White House officials who have previously tested positive for the virus have been asked to self-isolate for 14 days and receive two negative test results before returning to work. But current and former White House officials said they hope the president can remain active in some capacity during his period of isolation.

White House chief of staff Mark Meadows and several senators Trump is close to proactively mentioned that they had talked to the president on Friday and described how engaged he was.

While there are lingering fears that more cases could crop up around the president, several of the president’s top aides who traveled with him to Cleveland for Tuesday’s debate or attended his rally in Duluth, Minn., on Wednesday tested negative after learning of their boss’s results. The rest of the president’s family also tested negative.
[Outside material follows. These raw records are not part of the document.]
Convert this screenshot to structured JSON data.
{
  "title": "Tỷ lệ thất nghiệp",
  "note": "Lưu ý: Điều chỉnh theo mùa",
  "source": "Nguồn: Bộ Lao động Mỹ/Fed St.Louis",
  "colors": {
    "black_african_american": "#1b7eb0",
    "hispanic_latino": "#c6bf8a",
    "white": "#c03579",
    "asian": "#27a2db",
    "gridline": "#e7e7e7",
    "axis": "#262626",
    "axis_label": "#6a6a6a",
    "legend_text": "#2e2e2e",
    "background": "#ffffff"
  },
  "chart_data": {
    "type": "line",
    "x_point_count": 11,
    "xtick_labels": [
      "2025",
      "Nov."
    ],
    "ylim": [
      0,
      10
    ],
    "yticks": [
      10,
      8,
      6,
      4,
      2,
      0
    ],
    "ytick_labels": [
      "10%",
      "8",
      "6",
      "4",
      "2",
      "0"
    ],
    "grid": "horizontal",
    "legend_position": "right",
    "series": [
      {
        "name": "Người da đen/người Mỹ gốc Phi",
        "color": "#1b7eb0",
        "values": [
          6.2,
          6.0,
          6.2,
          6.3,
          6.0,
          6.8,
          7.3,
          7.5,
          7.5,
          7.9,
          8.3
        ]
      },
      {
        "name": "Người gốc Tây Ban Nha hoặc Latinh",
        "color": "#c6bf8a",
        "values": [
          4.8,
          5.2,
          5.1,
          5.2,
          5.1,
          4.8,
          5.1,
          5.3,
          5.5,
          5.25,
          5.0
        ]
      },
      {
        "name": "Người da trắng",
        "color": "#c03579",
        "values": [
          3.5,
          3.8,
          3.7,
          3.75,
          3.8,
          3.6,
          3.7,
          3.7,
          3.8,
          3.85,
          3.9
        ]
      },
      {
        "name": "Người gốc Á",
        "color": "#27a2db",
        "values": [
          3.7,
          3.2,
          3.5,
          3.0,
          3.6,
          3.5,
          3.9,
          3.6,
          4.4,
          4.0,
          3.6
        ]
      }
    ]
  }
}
Similarly, Meadows said he and other senior officials, including White House deputy chief of staff for communications Dan Scavino, also got negative test results Friday morning.

“At the same time,” Meadows said, “I fully expect that as this virus continues to go on other people in the White House will certainly have a positive test result and we’ve got the mitigation plan in place to make sure the government not only continues to move forward but the work of the American people continues to move forward.”